Tristan : Ben Heppner
König Marke : René Pape
Isolde : Jane Eaglen
Kurwenal : Hans-Joachim Ketelsen
Melot : Brian Davis
Brangäne : Katarina Dalayman
Ein Hirt : Mark Schowalter
Ein Steuermann : James Courtney
Ein junger Seeman : Anthony Dean Griffey

Metropolitan Opera Orchestra and Chorus
James Levine

Mise en scène : Dieter Dorn
Décors et costumes : Jürgen Rose
Eclairages : Max Keller

2 DVD Deutsche Grammophon, 073 044-9


Venant du Met, dans des reports souvent brumeux et spartiates (c'est le "Nacht und Nebel" du Niebelheim en quelque sorte) de nombreux Tristan, charriant les mânes des Flagstad, Melchior et autres Traubel, ont fait rêver les mélomanes, et l'imaginaire musical de chacun restera pour toujours marqué par cet "âge d'or" des années '30 et '40. Aujourd'hui, la prestigieuse maison a décidé d'officialiser son dernier cru tristanesque en le confiant au marché mondial du dvd. Mieux encore, le Met, qui passe pour un bastion soutenant courageusement tous les sièges d'une certaine modernité "européenne" (ah ce Ring ! Et les Filles-fleurs de Parsifal...! Et cette outrancière Turandot de Zefirelli !) choisit ici d'exporter une vision tout sauf "classique".

Et le Met fait d'autant mieux que la présente production est d'un bon goût inattaquable. La direction d'acteurs, sans être confondante de génie, trouve assez souvent de belles idées (l'enlacement des amants durant les "Appels" de Brangäne au II, le duo d'amour en général, le Liebestod statufié), et réussit le pari de presque faire oublier la "prestance" du couple vedette. Surtout, Dieter Dorn a choisi une imagerie magnifique, entre médiévisme et kabuki, prodigieusement soutenue par les décors de Jürgen Rose. L'épure virtuose dans laquelle évoluent les personnages du drame joue de plans simples, de volumes géométriques, d'un minimum d'accessoires et surtout d'éclairages devant lesquels on s'incline.

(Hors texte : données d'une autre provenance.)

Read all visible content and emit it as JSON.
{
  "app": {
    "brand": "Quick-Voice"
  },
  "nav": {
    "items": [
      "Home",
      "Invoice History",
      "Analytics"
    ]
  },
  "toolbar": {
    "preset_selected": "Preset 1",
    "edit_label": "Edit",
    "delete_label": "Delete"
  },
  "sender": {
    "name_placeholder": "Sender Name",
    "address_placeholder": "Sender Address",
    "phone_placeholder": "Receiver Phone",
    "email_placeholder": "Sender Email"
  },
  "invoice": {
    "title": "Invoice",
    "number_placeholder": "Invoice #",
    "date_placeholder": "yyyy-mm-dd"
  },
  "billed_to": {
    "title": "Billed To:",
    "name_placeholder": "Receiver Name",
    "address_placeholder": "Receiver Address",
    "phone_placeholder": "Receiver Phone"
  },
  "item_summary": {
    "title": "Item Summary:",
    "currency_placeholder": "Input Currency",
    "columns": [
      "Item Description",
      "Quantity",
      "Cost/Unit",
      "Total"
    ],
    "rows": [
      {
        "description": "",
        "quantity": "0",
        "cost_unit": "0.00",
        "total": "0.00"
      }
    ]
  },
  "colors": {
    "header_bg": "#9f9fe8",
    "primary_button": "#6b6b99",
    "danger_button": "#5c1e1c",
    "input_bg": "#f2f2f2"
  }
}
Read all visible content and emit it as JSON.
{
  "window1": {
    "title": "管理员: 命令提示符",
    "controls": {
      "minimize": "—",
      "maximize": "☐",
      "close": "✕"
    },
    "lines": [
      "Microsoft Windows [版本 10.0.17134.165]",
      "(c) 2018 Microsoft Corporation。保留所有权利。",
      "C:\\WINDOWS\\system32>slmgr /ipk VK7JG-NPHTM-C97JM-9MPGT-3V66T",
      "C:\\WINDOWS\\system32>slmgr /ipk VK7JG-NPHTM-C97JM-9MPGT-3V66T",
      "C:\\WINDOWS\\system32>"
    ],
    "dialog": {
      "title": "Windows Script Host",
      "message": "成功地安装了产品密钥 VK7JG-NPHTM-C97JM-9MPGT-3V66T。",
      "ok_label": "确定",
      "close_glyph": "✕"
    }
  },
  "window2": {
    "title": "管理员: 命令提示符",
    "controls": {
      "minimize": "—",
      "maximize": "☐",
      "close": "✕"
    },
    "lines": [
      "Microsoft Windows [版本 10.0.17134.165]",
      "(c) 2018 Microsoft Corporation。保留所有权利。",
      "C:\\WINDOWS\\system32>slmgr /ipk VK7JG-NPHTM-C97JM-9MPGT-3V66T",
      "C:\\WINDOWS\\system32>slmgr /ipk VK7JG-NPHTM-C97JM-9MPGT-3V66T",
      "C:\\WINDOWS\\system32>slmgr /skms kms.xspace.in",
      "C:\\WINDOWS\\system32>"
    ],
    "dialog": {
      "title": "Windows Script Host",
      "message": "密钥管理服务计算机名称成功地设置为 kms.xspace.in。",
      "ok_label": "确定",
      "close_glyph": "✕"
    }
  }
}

Le jeu des contre-jours, par exemple, qui abstrait les amants le temps de leur duo d'amour est une idée de génie qui impose l'universalité de carrures purement humaines plus que des personnages de théâtre. Un esthétisme militant finalement, à l'image de ce début du II, véritable abîme visuel en bleu et or.

C'est peu dire que les bonnes surprises continuent avec la direction de Levine. Le chef impose à sa phalange un chant d'orchestre puissant, cossu, somptueux même, d'un équilibre constant (ce qui n'empêche pas de beaux écarts dynamiques dans le prélude, entre autres), qui surtout soutient l'intérêt quatre heures durant, marqué au sceau de la meilleure tradition des Kapellmeister. L'orchestre lui-même joue de couleurs très individuelles, fauves, d'harmoniques épaisses (dans le meilleur sens du terme) et d'une précision insigne au sein de ce constant flot sonore.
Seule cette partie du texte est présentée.